Il a retenu qu'il ressortait des éléments produits que les requérants avaient reconnu être informés qu'ils demeuraient en zone classée "Bâtiments de France" et avaient signé une décharge de responsabilité quant aux conséquences éventuelles d'un avis non conforme de l'architecte des Bâtiments de France, que l'arrêté refusant l'autorisation préalable de travaux déposée en mairie par M. [S] faisait précisément état de l'avis non conforme de l'architecte des Bâtiments de France.

Sur la libération anticipée des fonds, le juge a retenu qu'il résultait des pièces versées aux débats que le déblocage des fonds avait eu lieu le 18 juin 2018, soit postérieurement aux opérations d'installation et de raccordement et que les époux [S] ne démontraient pas que la mise en service ait eu lieu un mois plus tard.

Sur le prétendu manquement de la banque à son devoir de mise en garde, il a relevé que la société CA Consumer Finance justifiait d'une fiche de dialogue signée par les emprunteurs qui ne laissait pas apparaître de risque d'endettement excessif eu égard aux ressources et charges déclarées comparées aux mensualités de l'emprunt. Il en a déduit que la banque n'était pas tenue à un devoir de mise en garde. Enfin, il a relevé que les demandeurs ne justifiaient d'aucun préjudice.

Les époux [S] ont interjeté appel de ce jugement par déclaration électronique en date du 15 mars 2022 et ont déposé leurs premières conclusions le 14 juin 2022.

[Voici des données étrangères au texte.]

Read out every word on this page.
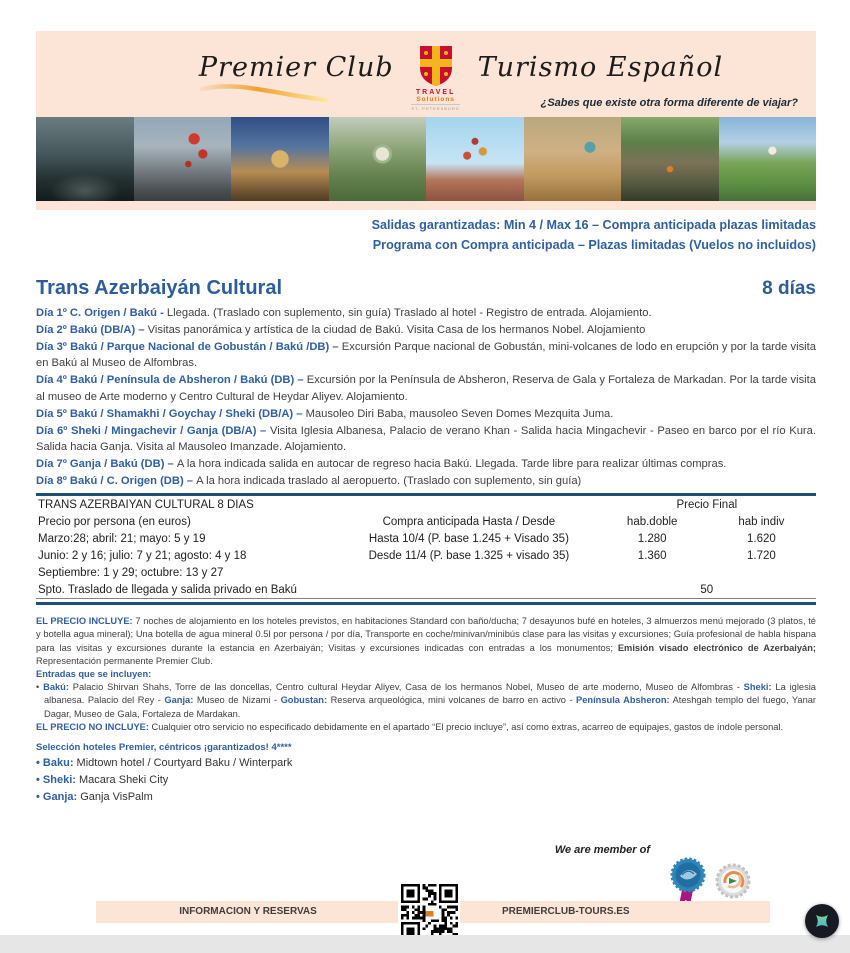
Premier Club
TRAVEL
Solutions
ST. PETERSBURG
Turismo Español
¿Sabes que existe otra forma diferente de viajar?
Salidas garantizadas: Min 4 / Max 16 – Compra anticipada plazas limitadas
Programa con Compra anticipada – Plazas limitadas (Vuelos no incluidos)
Trans Azerbaiyán Cultural	8 días

Día 1º C. Origen / Bakú - Llegada. (Traslado con suplemento, sin guía) Traslado al hotel - Registro de entrada. Alojamiento.

Día 2º Bakú (DB/A) – Visitas panorámica y artística de la ciudad de Bakú. Visita Casa de los hermanos Nobel. Alojamiento

Día 3º Bakú / Parque Nacional de Gobustán / Bakú /DB) – Excursión Parque nacional de Gobustán, mini-volcanes de lodo en erupción y por la tarde visita en Bakú al Museo de Alfombras.

Día 4º Bakú / Península de Absheron / Bakú (DB) – Excursión por la Península de Absheron, Reserva de Gala y Fortaleza de Markadan. Por la tarde visita al museo de Arte moderno y Centro Cultural de Heydar Aliyev. Alojamiento.

Día 5º Bakú / Shamakhi / Goychay / Sheki (DB/A) – Mausoleo Diri Baba, mausoleo Seven Domes Mezquita Juma.

Día 6º Sheki / Mingachevir / Ganja (DB/A) – Visita Iglesia Albanesa, Palacio de verano Khan - Salida hacia Mingachevir - Paseo en barco por el río Kura. Salida hacia Ganja. Visita al Mausoleo Imanzade. Alojamiento.

Día 7º Ganja / Bakú (DB) – A la hora indicada salida en autocar de regreso hacia Bakú. Llegada. Tarde libre para realizar últimas compras.

Día 8º Bakú / C. Origen (DB) – A la hora indicada traslado al aeropuerto. (Traslado con suplemento, sin guía)

TRANS AZERBAIYAN CULTURAL 8 DIAS		Precio Final	
Precio por persona (en euros)	Compra anticipada Hasta / Desde	hab.doble	hab indiv
Marzo:28; abril: 21; mayo: 5 y 19	Hasta 10/4 (P. base 1.245 + Visado 35)	1.280	1.620
Junio: 2 y 16; julio: 7 y 21; agosto: 4 y 18	Desde 11/4 (P. base 1.325 + visado 35)	1.360	1.720
Septiembre: 1 y 29; octubre: 13 y 27			
Spto. Traslado de llegada y salida privado en Bakú		50	

EL PRECIO INCLUYE: 7 noches de alojamiento en los hoteles previstos, en habitaciones Standard con baño/ducha; 7 desayunos bufé en hoteles, 3 almuerzos menú mejorado (3 platos, té y botella agua mineral); Una botella de agua mineral 0.5l por persona / por día, Transporte en coche/minivan/minibús clase para las visitas y excursiones; Guía profesional de habla hispana para las visitas y excursiones durante la estancia en Azerbaiyán; Visitas y excursiones indicadas con entradas a los monumentos; Emisión visado electrónico de Azerbaiyán; Representación permanente Premier Club.

Entradas que se incluyen:

• Bakú: Palacio Shirvan Shahs, Torre de las doncellas, Centro cultural Heydar Aliyev, Casa de los hermanos Nobel, Museo de arte moderno, Museo de Alfombras - Sheki: La iglesia albanesa. Palacio del Rey - Ganja: Museo de Nizami - Gobustan: Reserva arqueológica, mini volcanes de barro en activo - Península Absheron: Ateshgah templo del fuego, Yanar Dagar, Museo de Gala, Fortaleza de Mardakan.

EL PRECIO NO INCLUYE: Cualquier otro servicio no especificado debidamente en el apartado “El precio incluye”, así como extras, acarreo de equipajes, gastos de índole personal.

Selección hoteles Premier, céntricos ¡garantizados! 4****

• Baku: Midtown hotel / Courtyard Baku / Winterpark

• Sheki: Macara Sheki City

• Ganja: Ganja VisPalm

We are member of
INFORMACION Y RESERVAS	PREMIERCLUB-TOURS.ES
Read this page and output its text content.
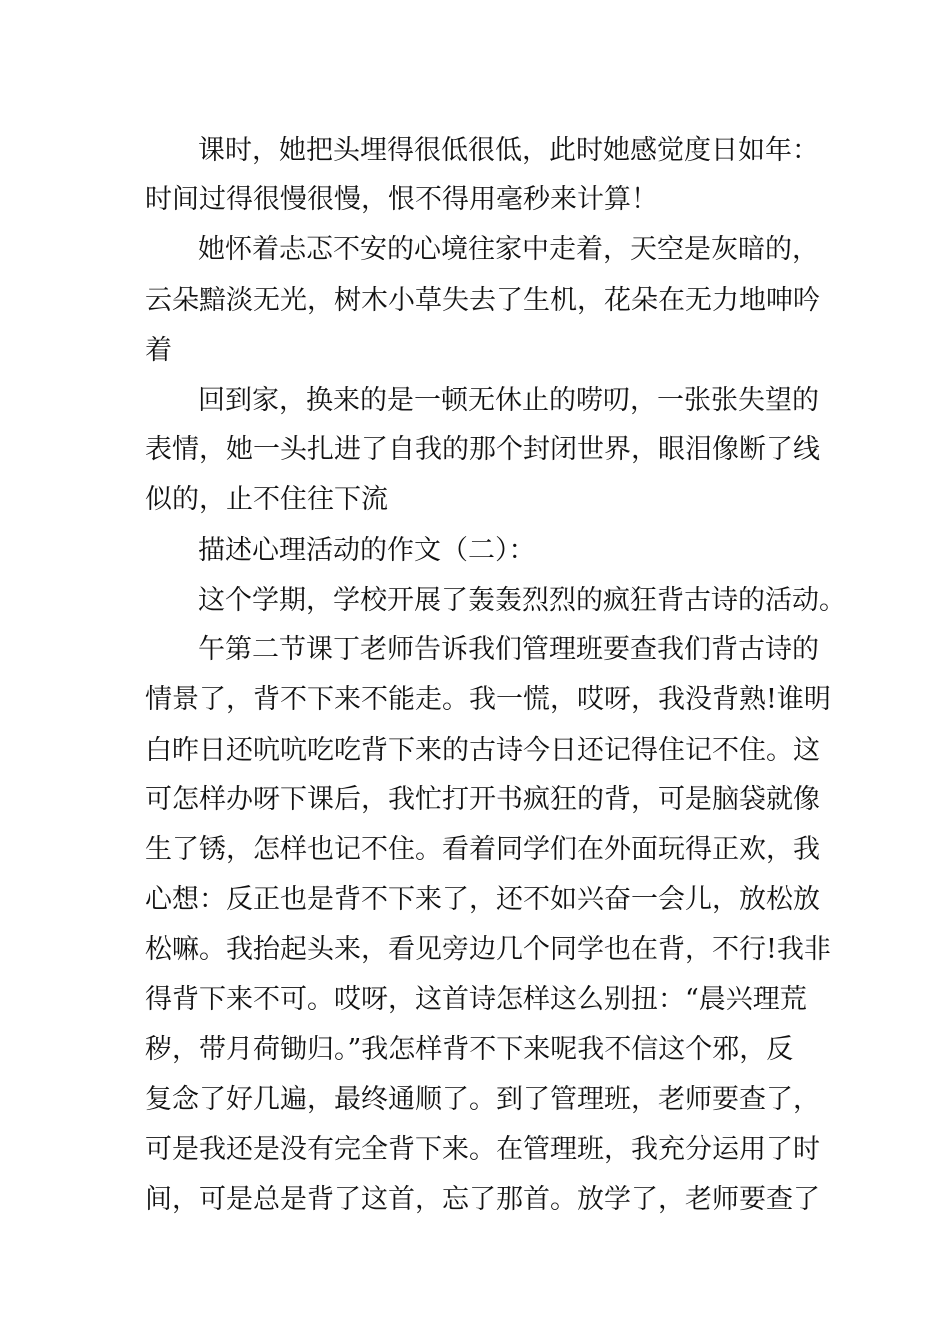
课时，她把头埋得很低很低，此时她感觉度日如年：
时间过得很慢很慢，恨不得用毫秒来计算！
她怀着忐忑不安的心境往家中走着，天空是灰暗的，
云朵黯淡无光，树木小草失去了生机，花朵在无力地呻吟
着
回到家，换来的是一顿无休止的唠叨，一张张失望的
表情，她一头扎进了自我的那个封闭世界，眼泪像断了线
似的，止不住往下流
描述心理活动的作文（二）：
这个学期，学校开展了轰轰烈烈的疯狂背古诗的活动。
午第二节课丁老师告诉我们管理班要查我们背古诗的
情景了，背不下来不能走。我一慌，哎呀，我没背熟!谁明
白昨日还吭吭吃吃背下来的古诗今日还记得住记不住。这
可怎样办呀下课后，我忙打开书疯狂的背，可是脑袋就像
生了锈，怎样也记不住。看着同学们在外面玩得正欢，我
心想：反正也是背不下来了，还不如兴奋一会儿，放松放
松嘛。我抬起头来，看见旁边几个同学也在背，不行!我非
得背下来不可。哎呀，这首诗怎样这么别扭：“晨兴理荒
秽，带月荷锄归。”我怎样背不下来呢我不信这个邪，反
复念了好几遍，最终通顺了。到了管理班，老师要查了，
可是我还是没有完全背下来。在管理班，我充分运用了时
间，可是总是背了这首，忘了那首。放学了，老师要查了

Par ordonnance en date du 30 août 2022, le conseiller en charge de la mise en état de la cour d'appel de Paris a prononcé la caducité partielle de la déclaration d'appel à l'égard de la société SASU Cap Soleil CSE.

Aux termes de leurs conclusions récapitulatives, déposées par voie électronique le 23 octobre 2023, les époux [S] demandent à la cour de :

- infirmer le jugement entrepris en toutes ses dispositions ;

Statuant de nouveau,

- déclarer que le contrat conclu avec la société Cap Soleil est nul car contrevenant aux dispositions édictées par le code de la consommation ;

- déclarer qu'ils n'ont pas couvert les nullités entachant le contrat de vente par leur exécution volontaire ;

Au surplus,

- déclarer que la société CA Consumer Finance a commis des fautes personnelles en laissant prospérer l'activité de la société Cap Soleil par la fourniture de financements malgré les nombreux manquements de cette dernière qu'elle ne pouvait ignorer, en accordant des financements inappropriés s'agissant de travaux construction, en manquant à ses obligations d'information et de conseil à leur égard, en délivrant les fonds à la société Cap Soleil sans s'assurer de l'achèvement des travaux ;

- déclarer que les fautes commises par la société CA Consumer Finance leur ont causé un préjudice ;

En conséquence,

- prononcer la nullité du contrat de vente les liant à la Société Cap Soleil ;

- prononcer la nullité du contrat de crédit affecté les liant à la société CA Consumer Finance ;

- déclarer que la société CA Consumer Finance ne pourra se prévaloir des effets de l'annulation à l'égard des emprunteurs ;

- ordonner le remboursement des sommes versées à la société CA Consumer Finance au jour du jugement à intervenir, outre celles à venir, soit la somme de 46 008 euros, sauf à parfaire ;

- condamner la société CA Consumer Finance à payer :

- 5 000 euros au titre des frais de désinstallation et de remise de la toiture dans son état initial à défaut de dépose spontanée ;

- condamner la société CA Consumer Finance à leur verser la somme de :

- 8 000 euros au titre de leur préjudice financier et du trouble de jouissance ;

- 3 000 euros au titre de leur préjudice moral ;

- déclarer qu'en toutes hypothèses, la société CA Consumer Finance ne pourra se faire restituer les fonds auprès d'eux mais devra nécessairement récupérer les sommes auprès de la société Cap Soleil, seule bénéficiaire des fonds débloqués eu égard au mécanisme de l'opération commerciale litigieuse ;

- condamner la société CA Consumer Finance au paiement des entiers dépens outre 3 000 euros au titre de l'article 700 du code de procédure civile ;

- condamner la société CA Consumer Finance, dans l'hypothèse où à défaut de règlement spontané des condamnations prononcées par le jugement à intervenir, une exécution forcée serait nécessaire, à supporter le montant des sommes retenues par l'huissier par application des articles 10 et 12 du décret du 8 mars 2001 portant modification du décret du 12 décembre 1996 n° 96/1080 relatif au tarif des huissiers, en application de l'article R. 631-4 du code de la consommation.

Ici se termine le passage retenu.